Other respected senior clinicians have also raised concerns about the perverse behaviours a sepsis target could drive, and that inclusion in the broader physiological derangement metric “made clinical sense”.
One senior clinician told me they were concerned “all serious illness would be treated as sepsis until proven otherwise” if a separate metric was introduced and that this will “lead to death via lack of diagnosis”.
If, as it now appears, there is no sepsis target, the review will need to make very sure its chosen method for incorporating sepsis is on a very sound clinical footing. Sepsis UK is a media savvy and politically influential lobbyer and will be there to hold it to account on its performance under any new regime.
Questions have also been raised to HSJ around the asthma target, which one well-regarded source close to the trial described as “the worst of the lot”. And they are not alone in holding that view.
“Asthma has a range from people who have forgotten their inhaler to people who need to go straight to intensive care. There is anxiety around that [trusts will start] changing the way they record asthma [if a new one-hour target is introduced],” the source said.
The common thread linking the concerns around an asthma and sepsis target is that critics are worried the new targets will unintentionally drive perverse behaviours as A&E staff scramble to ensure they don’t record too many breaches.

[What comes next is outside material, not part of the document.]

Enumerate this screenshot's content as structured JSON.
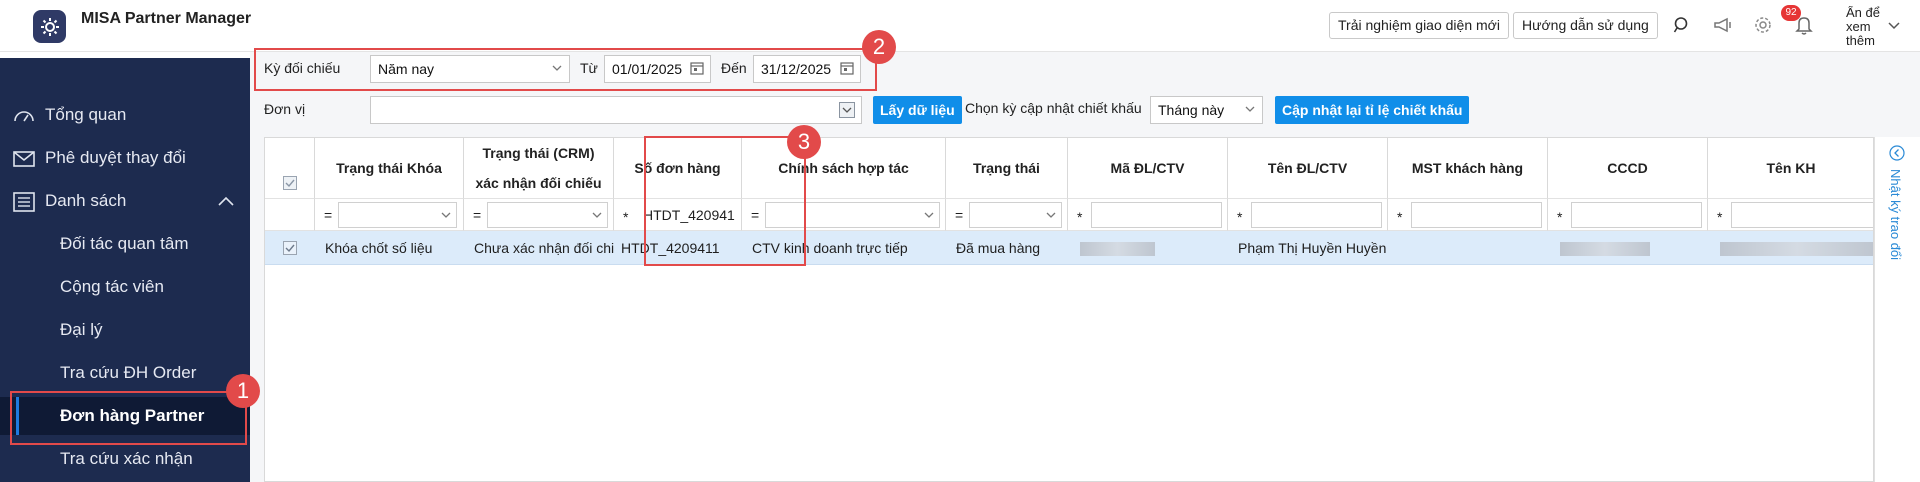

This has, of course, always been the principle criticism of the four-hour target.The unintended consequences of any target are often their greatest flaws.
And all the unintended consequences are rarely evident until the standard has actually been used “in the field” and possibly not completely visible until the target has been around long enough for everyone to work out the best way to game it.
The trial of the new targets and the types of behaviours, both good and bad, they drive will doubtless be fascinating.
So, it’s a shame NHSE continues to keep the experiment in a black box. The opportunity for systemwide learning from the process if it were more open would be huge.